PW: Many of the recipes in Dessert University: More Than 300 Spectacular Recipes and Essential Lessons from White House Pastry Chef Roland Mesnier take calories into consideration. Is that because the White House family has requested healthy desserts?

I took that upon myself with Mrs. Rosalyn Carter, who hired me. I told her I intended to serve her a lot of low-calorie desserts without destroying the desserts. Some desserts cannot be low-calorie. The only way you can make it low-calorie is to serve a small portion. Like cheesecake. You're not going to do it with some lousy kind of cheese. You have to use a good cream cheese.

You've said that because of all the events occurring worldwide, there have been more working dinners and working lunches going on at the White House, and fewer state dinners. What does that mean for you as a pastry chef?

State dinners are a gala atmosphere where people have a great time. But working lunches and dinners are very serious. Usually the invited head of state is here for a very good reason, so the discussions are usually serious, and the atmosphere is not as light. Instead of having a dessert that is all out with a lot of decoration and a spectacular look, we'll tame it down. It's still going to be something elegant, but more serious. We do want to create something that will create smiles and comments.

Do you try to adapt the dessert to who will be eating it?

I will never try to reproduce a dessert from the visiting country; that would be a terrible mistake. But I like to follow the same flavor. Like if the country has a lot of exotic fruit, then I may go with a mango or coconut flavor. If the country is more European, I may go with coffee and chocolate, and maybe a little liqueur. We want to make them happy. I'm very much in tune with all the heads of state. We also have to watch out with diets and restrictions. If we have Israel, it must be kosher.

What kind of desserts does President Bush favor?

He likes very simple desserts, like cake and ice cream, angel food cake, carrot cake. President Bush does not like what we call frou frou dessert. He's a man, he's very straightforward. Mrs. Bush likes things more sophisticated if she has friends over. But we can marry those two styles together. We have to please everybody.

How about Clinton?

President Clinton was big on pies, good pies, chocolate cakes—he was allergic to chocolate, but that didn't stop him from eating chocolate. Mrs. Clinton enjoyed a good mocha cake.

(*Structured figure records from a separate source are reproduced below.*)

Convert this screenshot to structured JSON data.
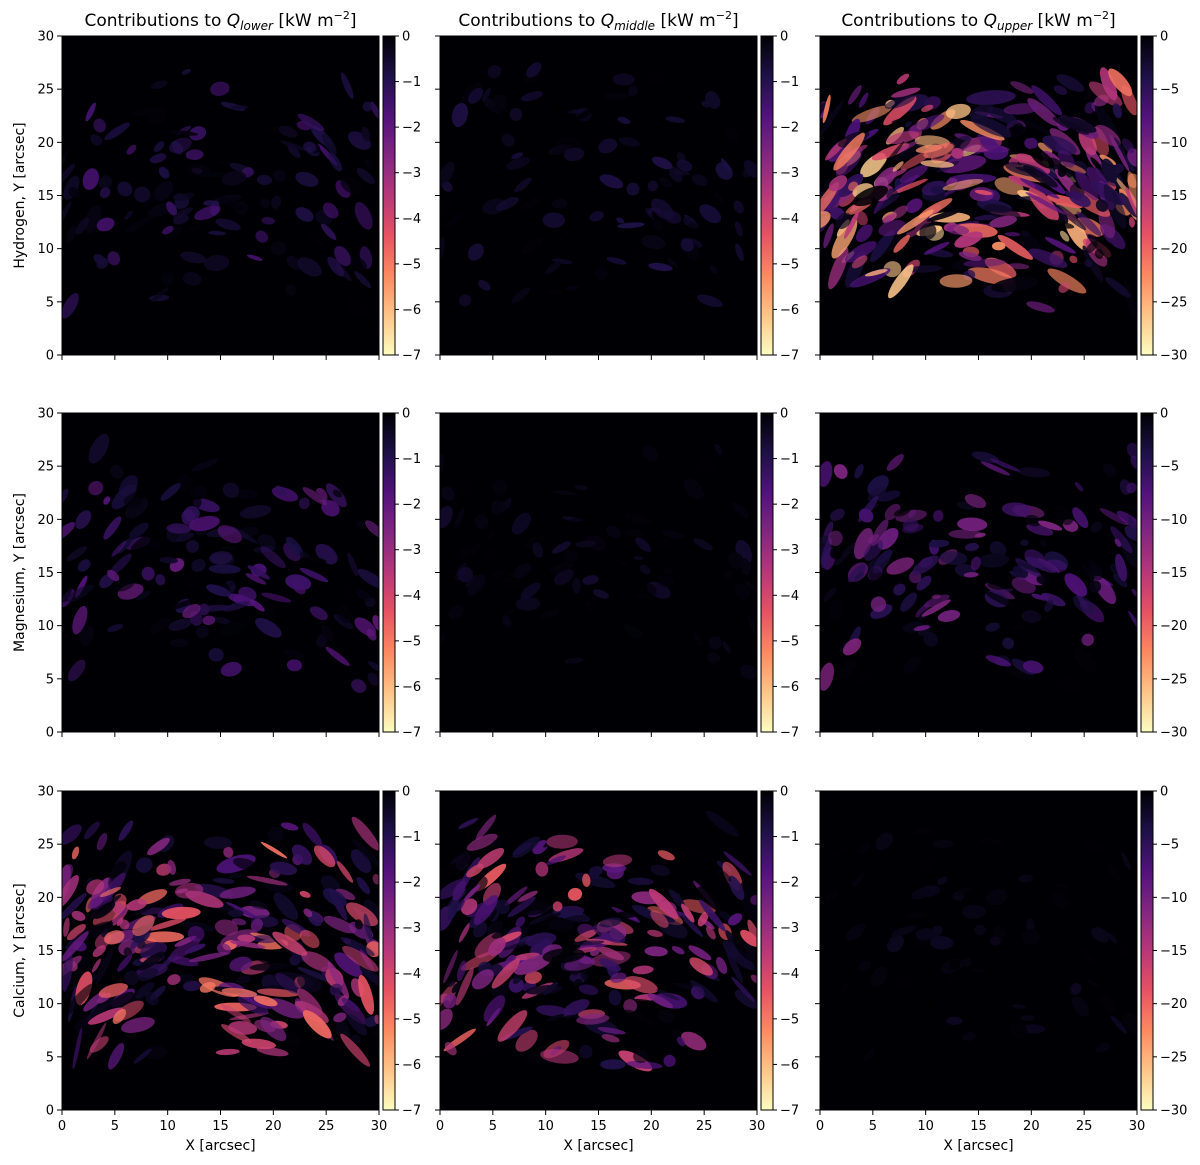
{
  "chart_data": {
    "type": "heatmap",
    "layout": "3x3 grid",
    "column_titles": [
      {
        "prefix": "Contributions to ",
        "symbol": "Q",
        "subscript": "lower",
        "unit_open": " [kW m",
        "unit_exp": "−2",
        "unit_close": "]"
      },
      {
        "prefix": "Contributions to ",
        "symbol": "Q",
        "subscript": "middle",
        "unit_open": " [kW m",
        "unit_exp": "−2",
        "unit_close": "]"
      },
      {
        "prefix": "Contributions to ",
        "symbol": "Q",
        "subscript": "upper",
        "unit_open": " [kW m",
        "unit_exp": "−2",
        "unit_close": "]"
      }
    ],
    "row_labels": [
      "Hydrogen, Y [arcsec]",
      "Magnesium, Y [arcsec]",
      "Calcium, Y [arcsec]"
    ],
    "xlabel": "X [arcsec]",
    "xlim": [
      0,
      30
    ],
    "ylim": [
      0,
      30
    ],
    "x_ticks": [
      "0",
      "5",
      "10",
      "15",
      "20",
      "25",
      "30"
    ],
    "y_ticks": [
      "0",
      "5",
      "10",
      "15",
      "20",
      "25",
      "30"
    ],
    "colormap": "magma (reversed: 0 = black, most negative = pale yellow)",
    "colorbar_colors": [
      "#000004",
      "#1d1147",
      "#51127c",
      "#822681",
      "#b73779",
      "#e75263",
      "#fc8961",
      "#fec488",
      "#fcfdbf"
    ],
    "colorbars": [
      {
        "range": [
          -7,
          0
        ],
        "ticks": [
          "0",
          "−1",
          "−2",
          "−3",
          "−4",
          "−5",
          "−6",
          "−7"
        ],
        "values": [
          0,
          -1,
          -2,
          -3,
          -4,
          -5,
          -6,
          -7
        ]
      },
      {
        "range": [
          -7,
          0
        ],
        "ticks": [
          "0",
          "−1",
          "−2",
          "−3",
          "−4",
          "−5",
          "−6",
          "−7"
        ],
        "values": [
          0,
          -1,
          -2,
          -3,
          -4,
          -5,
          -6,
          -7
        ]
      },
      {
        "range": [
          -30,
          0
        ],
        "ticks": [
          "0",
          "−5",
          "−10",
          "−15",
          "−20",
          "−25",
          "−30"
        ],
        "values": [
          0,
          -5,
          -10,
          -15,
          -20,
          -25,
          -30
        ]
      }
    ],
    "panels": [
      {
        "element": "Hydrogen",
        "column": "lower",
        "vmin": -7,
        "vmax": 0,
        "intensity": 0.22
      },
      {
        "element": "Hydrogen",
        "column": "middle",
        "vmin": -7,
        "vmax": 0,
        "intensity": 0.12
      },
      {
        "element": "Hydrogen",
        "column": "upper",
        "vmin": -30,
        "vmax": 0,
        "intensity": 0.8
      },
      {
        "element": "Magnesium",
        "column": "lower",
        "vmin": -7,
        "vmax": 0,
        "intensity": 0.28
      },
      {
        "element": "Magnesium",
        "column": "middle",
        "vmin": -7,
        "vmax": 0,
        "intensity": 0.08
      },
      {
        "element": "Magnesium",
        "column": "upper",
        "vmin": -30,
        "vmax": 0,
        "intensity": 0.34
      },
      {
        "element": "Calcium",
        "column": "lower",
        "vmin": -7,
        "vmax": 0,
        "intensity": 0.62
      },
      {
        "element": "Calcium",
        "column": "middle",
        "vmin": -7,
        "vmax": 0,
        "intensity": 0.58
      },
      {
        "element": "Calcium",
        "column": "upper",
        "vmin": -30,
        "vmax": 0,
        "intensity": 0.05
      }
    ]
  }
}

You must have had a special relationship with the First Ladies during your time at the White House. Were any more hands-on than others?

Mrs. Reagan was really challenging, but I still thank her today. Because of her I expanded my repertoire tremendously. She was very particular about many things. I had to do a lot of research and make a lot of new recipes. She inspired me to research and research and research some more. I came to realize that Mrs. Reagan was a First Lady who would easily skip a main course to come to dessert. She had dessert at every meal. They were small, they were attractive, they were low-calorie. I realized most First Ladies liked desserts like that.

You write, "U.S. Presidents and heads of state went crazy for" your Silky Chocolate Cream Pie. Why?

It's loaded with calories. You have to throw a few curveballs in there to make things interesting. I wanted to say, okay, we'll do some low-calorie, but heads of state are like everybody else, and they like things that are loaded with calories. I've done that pie with every administration and every administration has embraced it with open arms. Good ingredients will always be a winner.